Zu Recht führt die Revision auch aus, dass der vorliegenden Beweiswürdigung eine mehrfach überzogene Erwartungshaltung an das theologische Wissen von Konvertiten zugrunde liegt. Das VwG gestand dem Revisionswerber nämlich zu, Fragen zu zentralen Bibel- und Glaubensinhalten beantwortet zu haben, doch seien ihm nach Meinung der erkennenden Richterin Ausführungen zu anderen essentiellen Bibelinhalten nicht möglich gewesen. Im Einzelnen unterzog das Gericht den Revisionswerber in der mündlichen Verhandlung einer intensiven „Bibelprüfung“, deren Erkenntniswert von der Revision zu Recht in Zweifel gezogen wird.
 
So reichten dem VwG beispielsweise die Antworten des Revisionswerbers auf die Frage nach den zehn Geboten nicht, obwohl der Revisionswerber dazu ausführte, „in vier von den Geboten geht es um Gott, in den sechs anderen Geboten geht es um die Menschen, was sie machen oder nicht machen sollen. Du sollst den Namen Gottes nicht beschmutzen, du sollst den Sabbat-Tag heiligen, du sollst an einen Gott glauben, du sollst nicht lügen, nicht töten, nicht Ehebrechen, du sollst nicht begehren deines nächsten Gut“. Auch den Fundort der zehn Gebote in der Bibel konnte der Revisionswerber über Nachfrage nennen.
 
Die überzogene Erwartungshaltung des VwG zeigt sich etwa auch an den kritisierten Antworten des Revisionswerbers zur Bedeutung des Pfingstfestes.
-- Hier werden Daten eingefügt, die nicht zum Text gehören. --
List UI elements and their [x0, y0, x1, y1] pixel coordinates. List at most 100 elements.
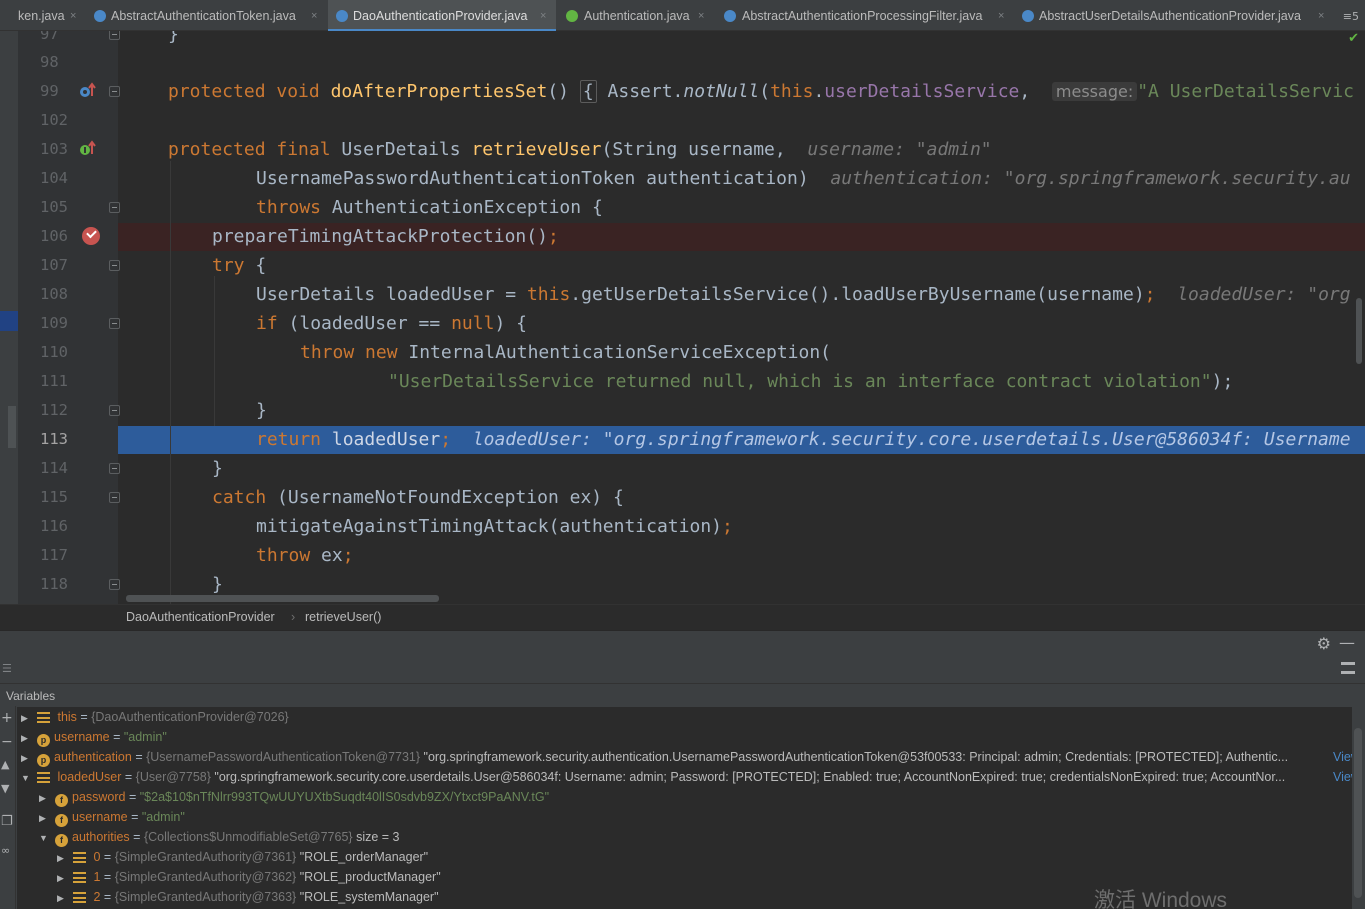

Der Revisionswerber hatte dazu gemeint, Jesus habe seinen Jüngern gesagt, er werde sie nicht alleine lassen, wenn er zu Gott gehe, sondern den heiligen Geist schicken, der sie leiten und durch das Leben führen werde. Zu Pfingsten habe der den Heiligen Geist gesendet. Danach hätten sie in verschiedenen Sprachen sprechen können, und es seien an diesem Tag 3000 Menschen zu Christen geworden. Demgegenüber erwartete das VwG vom Revisionswerber einen Hinweis darauf, dass Pfingsten als „Geburtsstunde bzw Gründung der Kirche“ gelte, obwohl es gleichzeitig zugestand, dass „der Pfingsttag ... in der Apostelgeschichte mit der ‚Erfüllung durch den Heiligen Geist‘ erwähnt“ werde.
 
Bei alledem ist auch nicht zu erkennen, dass das VwG in seinen beweiswürdigenden Überlegungen den sehr persönlichen und daher unterschiedlichen Zugang verschiedener Menschen zu ihrem religiösen Glauben überhaupt in Betracht gezogen hätte, worauf die Revision zutreffend hinweist.